Umar Mukhtar yang dikenal dengan Lion of The Dessert merupakan salah satu mujahid yang gigih membela Islam dan kaum Muslimin dari penjajah kafir. Berjihad di Libya, Umar Mukhtar bersama murid dan penduduk setempat bersatu padu melawan penjajahan bangsa Italia.
Di akhir perjuangannya, saat Umar Mukhtar ditangkap oleh penjajah kafir, ada dialog mencengangkan. Sebuah dialog yang mampu membuat hati orang beriman bergetar lantaran keikhlasan dan keteguhan hati Umar Mukhtar.
“Apakah Anda berperang melawan bangsa Italia?” gertak polisi melakukan introgasi.
“Ya,” tegas Umar Mukhtar singkat.
“Benarkah Anda mengerahkan penduduk untuk memerangi bangsa Italia?” bentak polisi kepada sosok tua yang muda jiwanya ini.
“Ya,” kata Umar tak kalah bertenaganya.
“Tahukah Anda, apa akibat yang akan diperoleh atas perbuatan ini?” uber polisi, bernada menakut-nakuti.
“Ya,” kata Umar gagah, “aku mengetahuinya.”
“Apakah Anda memahami makna kalimat yang baru saja diucapkan?” lanjut polisi, semakin geram.
“Ya,” terang Umar, “saya amat memahaminya.”
“Sejak kapan Anda memerangi bangsa Italia dan mengerahkan masyarakat untuk mendukung misi Anda?” sergah polisi, semakin kalap.
“Sepuluh tahun.” tegas Umar. Tidak gentar.
“Adakah Anda menyesali perbuatan ini?” lanjut polisi dengan bentakan yang semakin kencang.

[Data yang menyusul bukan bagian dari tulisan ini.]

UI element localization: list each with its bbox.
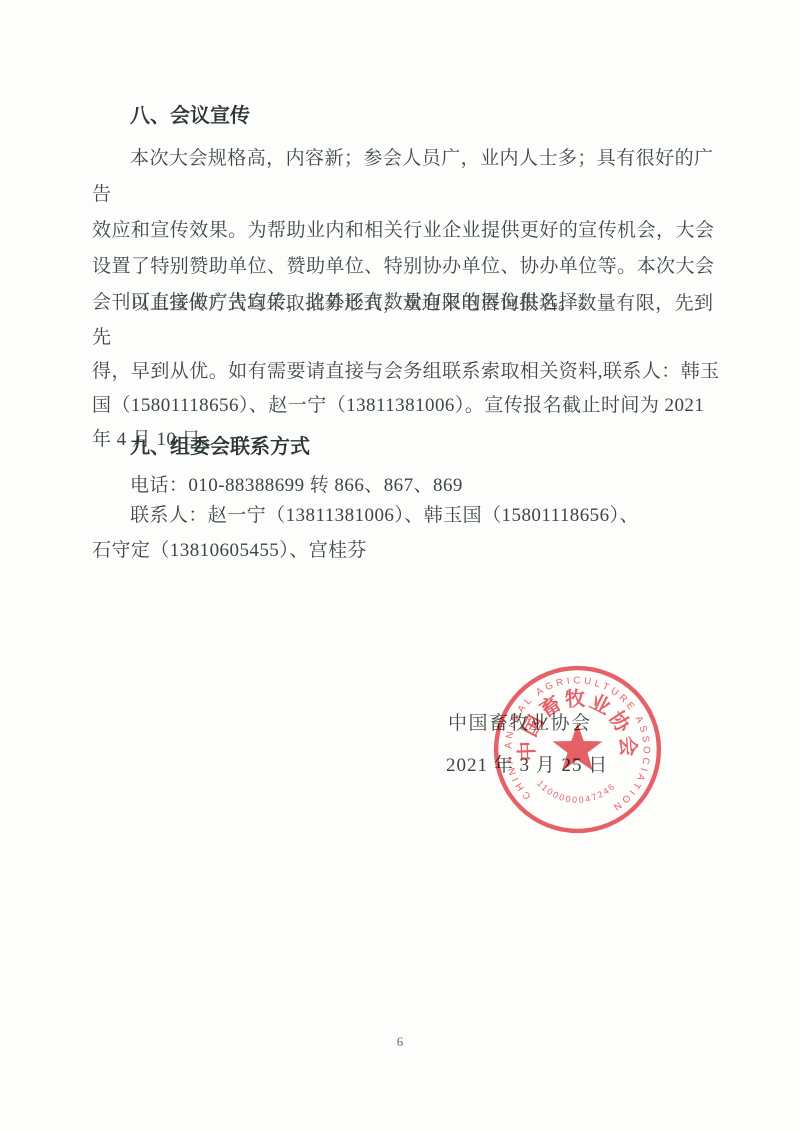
seal-serial-number: 1100000047246 (535, 778, 616, 804)
svg-text:1100000047246: 1100000047246 (535, 778, 616, 804)
section-8-heading: 八、会议宣传 (92, 101, 724, 131)
contacts-lines: 联系人：赵一宁（13811381006）、韩玉国（15801118656）、 石… (92, 498, 728, 568)
document-page: 八、会议宣传 本次大会规格高，内容新；参会人员广，业内人士多；具有很好的广告 效… (0, 0, 800, 1131)
official-seal-stamp: CHINA ANIMAL AGRICULTURE ASSOCIATION 中国畜… (490, 662, 665, 837)
star-icon (553, 723, 603, 771)
section-9-heading: 九、组委会联系方式 (92, 432, 724, 462)
page-number: 6 (0, 1034, 800, 1050)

“Tidak,” jawab Umar. Lugas.
“Apakah Anda tahu akan konsekuensi hukuman mati bagi Anda?” pungkas polisi.
“Ya, saya tahu.”
Akhirnya, didatangkanlah Hakim Pengadilan untuk memberikan keputusan zalim kepada mujahid Umar Mukhtar. Sebelum menyampaikan vonis, Hakim Pengadilan mengajukan tawaran, lalu mengatakan, “Sungguh, aku sangat kasihan melihat dirimu. Aku sangat sedih jika ini menjadi akhir hidupmu.”
“Justru,” kata Umar Mukhtar menangkis kalimat Hakim Pengadilan, “inilah cara terbaik dalam menghadapi kematian. Inilah cara terbaik untuk mengakhiri hidup.”
Jihad. Alangkah mulia. Mujahid. Alangkah beraninya. Berjuang. Alangkah bahagianya. Pejuang. Alangkah bergengsinya.
Mereka inilah manusia-manusia terpilih yang mampu mencium bau surga saat mereka di dunia. Bagi mereka, dunia tak bermakna. Dunia hanyalah lokasi singgah sesaat untuk mengumpulkan bekal dan melanjutkan kehidupan abadi di surga.
Pemahaman inilah yang menjadikan mereka bergegas dalam tiap undangan amal. Mereka bersegera. Tiada kata takut atau gentar. Mereka menyongsong surga dengan harta, tenaga, dan jiwa yang dimilikinya.
Karena itu pula, kisah mereka abadi. Karena itu pula, surga dan bidadari disediakan baginya. Mudah-mudahan kita bisa menggapai derajat mujahid, menjadi bagian dari mereka. Aamiin.